November 30, 2022: Outage in prod01-eu-central-1
On November 30th 2022 at 15:24 UTC a code change was applied to the eu-central-1 cluster that resulted in all storage pods being evicted. The pods could not reschedule because the sum total request of resources was greater than that available on the underlying hardware. After investigation, a change was made to reduce resource requests for storage services. With the reduced resource allocation, the cluster was able to schedule the pods by 16:10 UTC. While the service was recovering, customers on this cluster received an abnormally higher rate of write request failures because of the load from recovering while servicing write requests.
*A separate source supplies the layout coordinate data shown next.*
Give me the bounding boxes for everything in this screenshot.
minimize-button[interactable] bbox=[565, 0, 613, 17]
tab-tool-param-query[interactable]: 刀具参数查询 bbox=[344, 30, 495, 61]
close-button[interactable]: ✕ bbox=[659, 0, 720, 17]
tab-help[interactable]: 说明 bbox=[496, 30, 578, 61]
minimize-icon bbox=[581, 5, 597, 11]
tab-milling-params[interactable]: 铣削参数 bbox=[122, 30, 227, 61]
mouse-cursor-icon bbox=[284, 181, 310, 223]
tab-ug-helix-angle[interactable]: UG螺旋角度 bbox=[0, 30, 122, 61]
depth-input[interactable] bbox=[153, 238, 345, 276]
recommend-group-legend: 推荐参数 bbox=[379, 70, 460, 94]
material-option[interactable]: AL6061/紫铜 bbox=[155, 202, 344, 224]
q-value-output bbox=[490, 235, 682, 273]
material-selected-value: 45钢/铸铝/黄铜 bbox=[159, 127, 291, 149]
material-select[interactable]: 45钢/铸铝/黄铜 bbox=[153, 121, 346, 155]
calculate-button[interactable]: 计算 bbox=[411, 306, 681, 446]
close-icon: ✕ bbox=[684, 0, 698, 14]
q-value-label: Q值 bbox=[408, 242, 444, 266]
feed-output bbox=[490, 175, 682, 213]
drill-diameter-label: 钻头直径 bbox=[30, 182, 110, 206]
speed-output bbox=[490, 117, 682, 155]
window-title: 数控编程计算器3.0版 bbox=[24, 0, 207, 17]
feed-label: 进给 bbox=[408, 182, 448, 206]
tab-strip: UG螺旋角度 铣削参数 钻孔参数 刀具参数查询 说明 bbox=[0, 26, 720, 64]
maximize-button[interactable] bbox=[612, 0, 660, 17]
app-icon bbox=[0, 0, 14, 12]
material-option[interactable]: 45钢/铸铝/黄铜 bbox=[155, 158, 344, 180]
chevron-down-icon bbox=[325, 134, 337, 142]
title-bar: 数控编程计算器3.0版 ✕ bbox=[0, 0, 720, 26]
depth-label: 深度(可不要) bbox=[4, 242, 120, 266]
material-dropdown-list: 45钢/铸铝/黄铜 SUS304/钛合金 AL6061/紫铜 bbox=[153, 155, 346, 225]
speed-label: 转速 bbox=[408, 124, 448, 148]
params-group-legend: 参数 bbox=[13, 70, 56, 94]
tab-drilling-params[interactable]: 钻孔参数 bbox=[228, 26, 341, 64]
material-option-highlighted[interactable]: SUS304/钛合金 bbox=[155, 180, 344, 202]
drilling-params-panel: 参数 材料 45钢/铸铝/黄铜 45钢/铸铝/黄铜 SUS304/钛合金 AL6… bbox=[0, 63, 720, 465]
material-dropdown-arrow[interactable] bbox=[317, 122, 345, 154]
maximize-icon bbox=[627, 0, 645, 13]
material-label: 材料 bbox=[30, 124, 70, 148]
The service returned to normal operation by 17:00 UTC as monitored by TTBR of the pods in the cluster as well as write request failure rate.
Our kubernetes nodes host our application services and daemonsets that each independently request a certain amount of resources. The change made at 15:24 UTC added a new daemonset. In isolation this change was reasonable, however, in aggregate with all services it exceeded the capability of the nodes. Daemonsets are run with a higher priority than our application services and therefore storage pods were evicted. During this time, writes continued to work correctly, as they are buffered by Kafka, but all queries failed because they rely on our storage pods.
Kafka’s write buffer allows us to accept data even if the storage pods are unavailable. When the storage service is restarted we recover that data from Kafka. This is exactly what happened during the window between 15:24 UTC and 16:10 UTC - all writes were stored in Kafka. When the storage pods began to recover at 16:10 UTC, the knock-on effect of this recovery is that our kafka brokers were under increased load which caused an abnormally high rate of write requests to time out and return 503 responses. By 17:00 the recovery workload had decreased enough that the Kafka brokers were able to return to normal performance and error levels.
While the storage pods were offline between 15:24 UTC and 16:10 UTC all customers on the eu-central-1 cluster were unable to access the query apis. All queries in this time span failed. Once the pods were restarted and undergoing recovery from Kafka between 16:10 UTC and
17:00 UTC customers in this cluster may have experienced an elevated rate of write requests timed out and returning 503 responses. During the whole scope of this incident all write requests that received a 200 OK response were successfully recorded within InfluxDB. No data that was successfully acknowledged during or before the incident was lost. Failed tasks or tasks that were executed during the TTBR recovery may need to be rerun.
17:00 UTC - TTBR of all nodes returns to healthy levels & write request response times
return to healthy levels.